Was verrät uns die Entwurfszeichnung?
Eine Entwurfzeichnung des Speisesaals der Bonner Residenz aus dem Atelier des Architekten Robert de Cottes ist erhalten geblieben und befindet sich heute im Bildarchiv des LVR-Amts für Denkmalpflege im Rheinland (vgl. Abbildungen in der Mediengalerie). Diese Entwurfszeichnung zeigt die Aufteilung der Wandfläche in zwei übereinander gelagerte horizontale Zonen: Die untere Fläche wird von prächtig gerahmten Spiegeln bestimmt, die von goldenen Leuchtern flankiert werden. Die Spiegel sollten den Raum optisch vergrößern und das Licht der vielen Leuchter reflektieren. Unterbrochen wird die Wandfläche zwischen den Spiegeln durch hohe Rundbogenfenster. Stuckatur-Ornamente zieren die Fläche oberhalb der Fensterbögen. Die Rundbogenfenster der oberen Wandfläche sind genau über die der unteren positioniert. Die Flächen zwischen den Fenstern bieten paarweise angeordneten Trägerfiguren Platz. Die heute noch erhaltenen originalen Stuckaturen des ehemaligen Sommerappartements in der Bibliothek des Romanistischen Seminars der Bonner Universität ähneln den Figuren der Entwurfszeichnung. Da es sich um eine Entwurfszeichnung handelt, kann nicht mit Sicherheit gesagt werden, dass die Wandgestaltung des Speisesaals wirklich so auch umgesetzt wurde. Was aber lässt sich sicher zum Aussehen des Raumes sagen?

Der Speisesaal
Ludwig Schiedermair beschreibt den Speisesaal im ausgehenden 18. Jahrhundert folgendermaßen:
„In dem durch zwei Geschosse reichenden Speisesaal (...) sind grüne Samtstühle um die lange Tafel gereiht, auf der sich silberne Leuchter, Aufsätze und Eßgeräte befinden.“ (Schiedermair 1978, S. 17)
In Wahrheit maß der Raum nur eineinhalb Geschosse. Durch zwei übereinander positionierte Reihen großer Rundbogenfenster trat viel Tageslicht in den Raum. Eine ebenfalls unerwähnte Eigenheit des Raumes stellt die aufgrund der Raumhöhe ermöglichte umlaufende Galerie dar. Diese Galerie bestand auch noch als der Speisesaal zur Aula umfunktioniert wurde (vgl. die Abbildung vom „akademischen Vortrag in der alten Aula“). Von dieser erhöhten Position aus konnten Besucher die Hoftafeln des Kurfürsten beobachten.

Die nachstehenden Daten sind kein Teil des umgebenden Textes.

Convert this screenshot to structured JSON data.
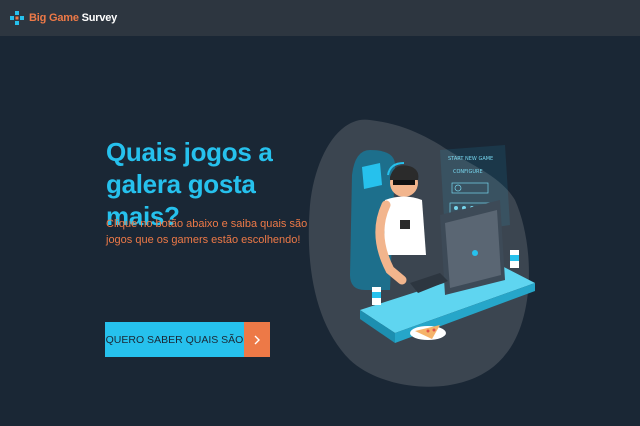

Der Kurfürst speist – und alle gucken
Das Speisen des Hofes in der Öffentlichkeit war zur Zeit des Absolutismus ein ganzeuropäisches Phänomen:
„Im 17. und 18. Jahrhundert gehörte es zu den Höhepunkten jeder Reise in eine Residenzstadt, persönlich einen Blick auf den Regenten und seinen Hof zu erhaschen. (...) Eindrucksvoll war es auch, den Fürsten an der festlich gedeckten Tafel beim Speisen zuzuschauen. Bankette, bei denen Publikum zugelassen war, fanden in der Frühen Neuzeit an allen europäischen Höfen statt, an manchen nur zu besonderen Anlässen, an anderen täglich. (...) Der Menge der Schaulustigen wegen hielt man es an einigen Höfen sogar für nötig, die Tafel mit Balustrade zu umgeben.“ (Völkel 2008, S. 293f)
Im Bonner Speisesaal wurde keine Balustrade benötigt, da es die höher positionierte Galerie gab, die den Raum des Hofes von dem der Zuschauer abgrenzte. Aber wie wurde eine solche Festtafel organisiert? Auf diese Frage gibt die Verortung des Speisesaals innerhalb des Schlossgebäudes Aufschluss (vgl. die Geometrie des Luftbildes), befand er sich im Ostturm und bildete somit den letzten Eckpunkt des alten Schlossgebäudes. Auf der anderen Seite grenzte der Raum unmittelbar an den bis an den Rhein gestreckten Galerieflügel an. Zu diesem gab es eine Verbindung zum Buffetsaal. Dort waren, der Name sagt es bereits, die Speisen angerichtet, die zuvor in der darunterliegenden Küche gekocht worden waren und konnten von dort aus schnell in den Speisesaal serviert werden (Jumpers 2007, 85f.).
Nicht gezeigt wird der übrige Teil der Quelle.